What Happens When We Don’t Need to Write?
Let’s take this to its logical extreme. Imagine a future where:
AI-generated research assistants conduct exploratory literature reviews, mapping out all possible angles of an argument before you start writing.
Interactive knowledge maps replace traditional citation chains, allowing researchers to explore entire disciplines spatially rather than sequentially.
Generative models create interactive, multimodal research experiences, where findings are navigated rather than read.
If knowledge becomes a networked, evolving process, rather than a fixed textual output, then the question isn’t just how do we publish?—it’s how do we think?
Is Academia Ready for a Post-Textual Future?
The academic ecosystem is definitely built on text:
We know that promotion or tenure depends on written papers.
Grants require written proposals.
Peer review is designed for static documents.
Even as AI changes how research is produced, academia still clings to the assumption that "serious knowledge" must be written down.

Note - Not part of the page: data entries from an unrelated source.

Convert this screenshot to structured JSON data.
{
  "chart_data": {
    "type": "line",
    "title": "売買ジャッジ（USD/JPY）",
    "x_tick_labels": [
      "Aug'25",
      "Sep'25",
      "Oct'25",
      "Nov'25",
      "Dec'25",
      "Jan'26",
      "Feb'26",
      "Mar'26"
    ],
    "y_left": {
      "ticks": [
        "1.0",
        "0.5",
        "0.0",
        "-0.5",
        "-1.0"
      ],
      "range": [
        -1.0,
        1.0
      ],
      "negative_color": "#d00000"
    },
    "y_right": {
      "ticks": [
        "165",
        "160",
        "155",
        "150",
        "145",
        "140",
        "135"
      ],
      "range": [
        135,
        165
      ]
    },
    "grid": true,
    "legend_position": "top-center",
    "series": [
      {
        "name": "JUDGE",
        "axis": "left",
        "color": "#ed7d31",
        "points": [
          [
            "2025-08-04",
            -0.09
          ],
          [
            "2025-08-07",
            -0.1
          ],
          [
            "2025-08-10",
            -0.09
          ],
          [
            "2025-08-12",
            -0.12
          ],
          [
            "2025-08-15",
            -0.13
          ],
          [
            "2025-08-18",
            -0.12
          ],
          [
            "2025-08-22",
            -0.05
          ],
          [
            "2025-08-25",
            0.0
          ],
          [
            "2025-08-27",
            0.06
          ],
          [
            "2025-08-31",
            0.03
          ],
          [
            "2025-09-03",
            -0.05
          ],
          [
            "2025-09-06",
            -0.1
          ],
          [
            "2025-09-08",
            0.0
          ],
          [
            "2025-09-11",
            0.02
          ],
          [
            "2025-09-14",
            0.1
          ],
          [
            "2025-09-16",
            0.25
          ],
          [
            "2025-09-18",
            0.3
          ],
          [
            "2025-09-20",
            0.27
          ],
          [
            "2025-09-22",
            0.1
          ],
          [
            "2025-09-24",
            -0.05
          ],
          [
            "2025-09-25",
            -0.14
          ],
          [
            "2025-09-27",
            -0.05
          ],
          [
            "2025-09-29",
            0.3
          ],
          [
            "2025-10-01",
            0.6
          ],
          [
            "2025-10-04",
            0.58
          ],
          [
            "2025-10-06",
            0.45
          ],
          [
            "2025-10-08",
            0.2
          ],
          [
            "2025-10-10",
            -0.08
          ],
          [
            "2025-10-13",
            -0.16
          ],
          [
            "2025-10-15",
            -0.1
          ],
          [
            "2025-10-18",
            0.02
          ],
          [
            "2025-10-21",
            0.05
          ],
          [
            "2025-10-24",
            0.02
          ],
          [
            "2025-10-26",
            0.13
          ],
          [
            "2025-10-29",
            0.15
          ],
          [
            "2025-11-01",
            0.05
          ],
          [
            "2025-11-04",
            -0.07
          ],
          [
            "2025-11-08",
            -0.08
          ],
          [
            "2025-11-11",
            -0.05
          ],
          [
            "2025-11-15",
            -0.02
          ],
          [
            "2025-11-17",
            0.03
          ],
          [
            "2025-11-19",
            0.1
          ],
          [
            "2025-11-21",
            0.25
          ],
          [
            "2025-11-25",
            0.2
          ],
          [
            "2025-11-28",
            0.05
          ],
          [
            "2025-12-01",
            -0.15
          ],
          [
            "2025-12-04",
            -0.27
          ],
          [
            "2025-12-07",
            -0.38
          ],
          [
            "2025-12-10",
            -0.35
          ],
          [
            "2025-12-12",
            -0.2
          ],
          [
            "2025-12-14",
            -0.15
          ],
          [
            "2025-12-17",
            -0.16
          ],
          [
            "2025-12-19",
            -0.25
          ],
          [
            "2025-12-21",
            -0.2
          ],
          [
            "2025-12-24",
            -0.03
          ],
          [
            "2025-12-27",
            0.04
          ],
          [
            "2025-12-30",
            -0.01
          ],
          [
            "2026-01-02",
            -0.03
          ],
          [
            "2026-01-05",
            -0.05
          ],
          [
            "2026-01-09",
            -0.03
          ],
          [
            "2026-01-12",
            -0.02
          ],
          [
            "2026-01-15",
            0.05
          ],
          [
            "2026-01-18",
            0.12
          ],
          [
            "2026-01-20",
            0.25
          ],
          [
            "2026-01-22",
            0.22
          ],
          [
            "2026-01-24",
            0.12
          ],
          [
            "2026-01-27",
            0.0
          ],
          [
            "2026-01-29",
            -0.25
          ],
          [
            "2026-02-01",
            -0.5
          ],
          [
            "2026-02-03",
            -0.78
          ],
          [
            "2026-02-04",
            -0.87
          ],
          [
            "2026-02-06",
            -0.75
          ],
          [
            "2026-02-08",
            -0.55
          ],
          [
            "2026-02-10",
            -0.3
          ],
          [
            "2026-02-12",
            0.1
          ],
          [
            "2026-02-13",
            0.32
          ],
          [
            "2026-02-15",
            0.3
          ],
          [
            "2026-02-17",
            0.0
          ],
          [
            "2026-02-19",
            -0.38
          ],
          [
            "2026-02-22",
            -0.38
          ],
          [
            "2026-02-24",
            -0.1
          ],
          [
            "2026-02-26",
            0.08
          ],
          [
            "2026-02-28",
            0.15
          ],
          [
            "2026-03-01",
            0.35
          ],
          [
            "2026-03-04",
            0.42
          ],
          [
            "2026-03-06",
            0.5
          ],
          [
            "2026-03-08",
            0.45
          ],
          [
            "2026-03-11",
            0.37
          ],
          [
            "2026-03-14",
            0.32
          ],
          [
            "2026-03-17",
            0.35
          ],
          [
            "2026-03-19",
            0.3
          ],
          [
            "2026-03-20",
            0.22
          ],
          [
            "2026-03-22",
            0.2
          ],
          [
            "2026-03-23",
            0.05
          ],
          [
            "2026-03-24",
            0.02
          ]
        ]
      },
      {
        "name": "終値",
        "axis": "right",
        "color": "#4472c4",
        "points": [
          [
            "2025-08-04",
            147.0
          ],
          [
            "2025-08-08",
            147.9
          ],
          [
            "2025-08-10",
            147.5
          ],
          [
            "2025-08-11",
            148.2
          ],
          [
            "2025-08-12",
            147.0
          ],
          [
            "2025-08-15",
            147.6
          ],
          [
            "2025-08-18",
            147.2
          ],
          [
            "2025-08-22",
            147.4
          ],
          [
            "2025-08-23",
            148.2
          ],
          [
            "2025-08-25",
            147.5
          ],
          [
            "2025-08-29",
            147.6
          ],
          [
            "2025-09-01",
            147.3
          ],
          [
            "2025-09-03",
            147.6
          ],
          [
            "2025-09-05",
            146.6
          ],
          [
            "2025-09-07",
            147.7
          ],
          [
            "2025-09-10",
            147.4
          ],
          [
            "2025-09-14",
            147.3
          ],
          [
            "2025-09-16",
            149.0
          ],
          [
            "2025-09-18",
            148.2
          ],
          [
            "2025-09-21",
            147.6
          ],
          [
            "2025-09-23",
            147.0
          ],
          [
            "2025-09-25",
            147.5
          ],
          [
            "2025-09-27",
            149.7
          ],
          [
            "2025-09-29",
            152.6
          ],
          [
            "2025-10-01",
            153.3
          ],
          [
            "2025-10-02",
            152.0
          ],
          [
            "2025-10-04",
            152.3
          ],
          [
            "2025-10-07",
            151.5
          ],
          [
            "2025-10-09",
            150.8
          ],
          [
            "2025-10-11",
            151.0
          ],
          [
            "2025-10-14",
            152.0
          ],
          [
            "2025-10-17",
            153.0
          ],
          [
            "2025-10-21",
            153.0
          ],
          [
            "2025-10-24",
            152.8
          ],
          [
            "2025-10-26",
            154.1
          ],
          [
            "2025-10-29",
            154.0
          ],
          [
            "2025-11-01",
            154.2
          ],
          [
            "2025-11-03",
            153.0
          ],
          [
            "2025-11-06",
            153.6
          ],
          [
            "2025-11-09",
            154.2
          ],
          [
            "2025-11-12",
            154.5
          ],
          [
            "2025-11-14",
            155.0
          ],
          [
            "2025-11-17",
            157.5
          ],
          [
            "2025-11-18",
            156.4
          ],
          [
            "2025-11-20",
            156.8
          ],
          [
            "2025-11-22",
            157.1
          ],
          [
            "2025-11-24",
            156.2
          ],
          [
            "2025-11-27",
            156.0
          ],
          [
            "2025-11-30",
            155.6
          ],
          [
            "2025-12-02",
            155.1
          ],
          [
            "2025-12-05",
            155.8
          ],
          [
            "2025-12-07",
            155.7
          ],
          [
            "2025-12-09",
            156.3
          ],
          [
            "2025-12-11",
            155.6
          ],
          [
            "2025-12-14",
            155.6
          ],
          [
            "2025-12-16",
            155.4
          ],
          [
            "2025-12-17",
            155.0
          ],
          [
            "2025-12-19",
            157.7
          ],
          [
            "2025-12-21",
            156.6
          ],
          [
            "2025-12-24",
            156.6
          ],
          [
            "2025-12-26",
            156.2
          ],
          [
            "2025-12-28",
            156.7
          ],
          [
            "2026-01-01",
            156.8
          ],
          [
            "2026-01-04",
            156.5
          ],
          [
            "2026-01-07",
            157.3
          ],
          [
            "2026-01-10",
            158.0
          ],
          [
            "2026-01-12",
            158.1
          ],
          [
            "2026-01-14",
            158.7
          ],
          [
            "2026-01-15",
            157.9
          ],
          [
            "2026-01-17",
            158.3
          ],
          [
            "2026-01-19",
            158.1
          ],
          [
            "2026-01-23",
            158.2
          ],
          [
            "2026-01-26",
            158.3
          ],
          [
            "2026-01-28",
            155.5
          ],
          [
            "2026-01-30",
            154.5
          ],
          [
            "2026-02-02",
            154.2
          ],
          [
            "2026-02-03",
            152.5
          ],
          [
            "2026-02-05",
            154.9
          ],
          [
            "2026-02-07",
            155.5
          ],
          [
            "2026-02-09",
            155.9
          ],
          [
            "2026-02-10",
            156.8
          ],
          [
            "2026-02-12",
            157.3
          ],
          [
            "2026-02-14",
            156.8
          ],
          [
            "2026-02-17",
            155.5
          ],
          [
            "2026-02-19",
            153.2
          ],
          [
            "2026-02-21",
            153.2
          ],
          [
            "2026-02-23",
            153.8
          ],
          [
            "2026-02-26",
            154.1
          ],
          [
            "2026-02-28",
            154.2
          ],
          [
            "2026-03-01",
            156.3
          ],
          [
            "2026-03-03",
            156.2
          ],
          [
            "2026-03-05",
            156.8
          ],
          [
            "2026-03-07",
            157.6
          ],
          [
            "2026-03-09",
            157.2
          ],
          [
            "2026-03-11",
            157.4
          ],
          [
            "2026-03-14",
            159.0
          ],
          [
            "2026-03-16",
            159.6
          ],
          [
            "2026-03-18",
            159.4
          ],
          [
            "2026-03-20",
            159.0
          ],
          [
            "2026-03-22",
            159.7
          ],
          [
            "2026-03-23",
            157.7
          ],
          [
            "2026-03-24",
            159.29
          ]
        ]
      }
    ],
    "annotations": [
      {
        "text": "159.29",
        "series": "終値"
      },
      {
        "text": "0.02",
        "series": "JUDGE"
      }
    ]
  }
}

But let’s be honest—this assumption is already eroding.
As I mentioned last week, academics are increasingly:
Using podcasts, blogs, and YouTube as legitimate scholarly outputs.
Engaging in AI-mediated co-writing and idea generation.
Experimenting with AI-assisted real-time peer review.
But institutions haven’t fully caught up. And here’s the real challenge: What happens when AI doesn’t just change how we write, but whether we need to write at all?
Where Do We Go From Here?
We have three broad futures:
The Traditionalist Future – Academia resists AI’s deeper role in knowledge production, keeping text as the primary legitimate output while AI remains a behind-the-scenes research assistant.
The Hybrid Future – AI integrates into research workflows, but human scholars remain the primary authors and interpreters. Academic institutions expand their definition of scholarship to include AI-generated and post-textual work.
The AI-Native Future – AI is accepted as an epistemic agent. Knowledge production becomes an evolving, interactive, non-linear process, and traditional papers are replaced by dynamic research objects.
The second future feels the most likely—at least for now. But the third future? It’s not as far-fetched as it sounds.
The real question is: Are we ready to move beyond writing as the foundation of knowledge?
If AI becomes an epistemic agent—capable of hypothesis generation, pattern recognition, and even conceptual recombination—then the next question is: how do we work with it effectively? Next week, I’ll dive into the idea of how AI thrives in the divergent thinking phase of research—connecting ideas in unexpected, nonlinear ways—and what it takes for institutions to sift through noise, manage hallucinations, and extract real epistemic value from machine-generated insights. The challenge is no longer whether AI can contribute to knowledge but whether we’re ready to harness its creative chaos. Let’s see where this takes us.
I’d love to hear what you think:
Will academia ever accept AI as a full epistemic participant?
Could we see a world where research is explored, not written?
Let’s keep the conversation going!
Presumably they would accept AI as a full epistemic participant if it was proven to be actually thinking. Which it isn't as of now.
It's a useful tool in the hands of experts, with serious threats to development of new expertise.